Le sens et le son

Tahar Bekri est le grand poète tunisien qui a écrit Senghor à Bel Air. Il a donné récemment un entretien à un journal dans lequel il explique que  « l’écriture consiste à dépouiller le texte de ce qui l’alourdit, à épurer le style, à le débarrasser des fioritures, et à aller à l’essentiel. Il n’y a pas de règles prêtes, c’est une quête permanente, mais ce que je trouve ne doit pas tuer le sens, privilégier la forme ».

C’est là une phrase que tous les grands écrivains ont dite, ou pourraient avoir dite. En chanson, on néglige souvent cela.

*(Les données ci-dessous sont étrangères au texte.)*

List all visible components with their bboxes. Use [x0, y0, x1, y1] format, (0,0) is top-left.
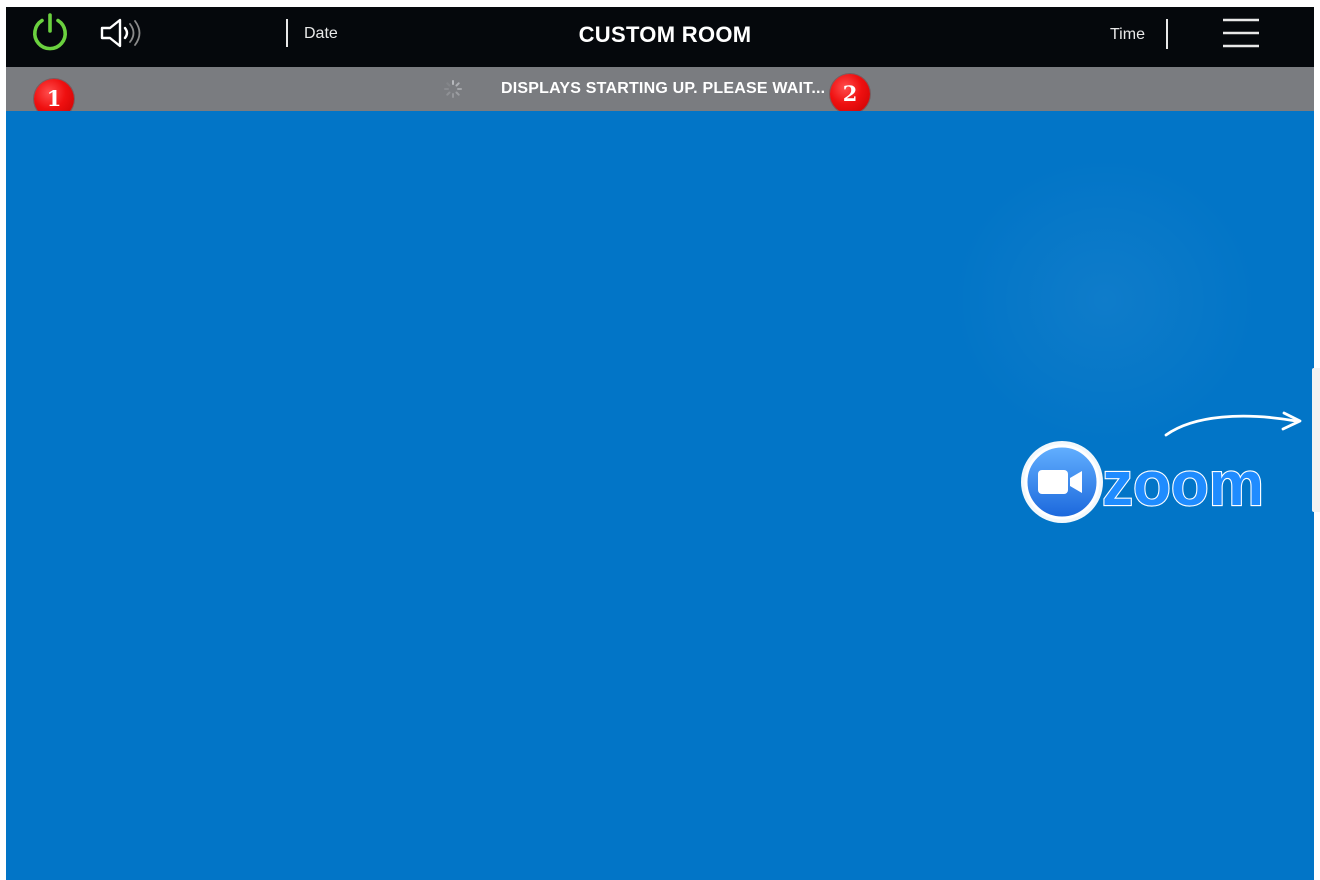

Pas tant le travail essentiel du dépouillement, que la nécessité du sens. Chez les auteurs de chansons, on prend facilement le parti d’utiliser les mots pour leur son, plus que pour ce qu’ils signifient. C’est tentant, puisque le travail consiste à créer un alliage entre mots et musique. Le rythme et la rime tirent dans la même direction. Mais il faut y résister. Rester sur la crête. Car à trop privilégier le son, on prend le risque d’oublier que les mots ont toujours un sens, et on risque facilement de s’égarer dans des paroles qui ne veulent plus dire grand chose, dans des onomatopées sans relief, dans des logorrhées sans rigueur.

Dans la chanson française, le maître du sens c’est Brassens. Le maître du son c’est Gainsbourg.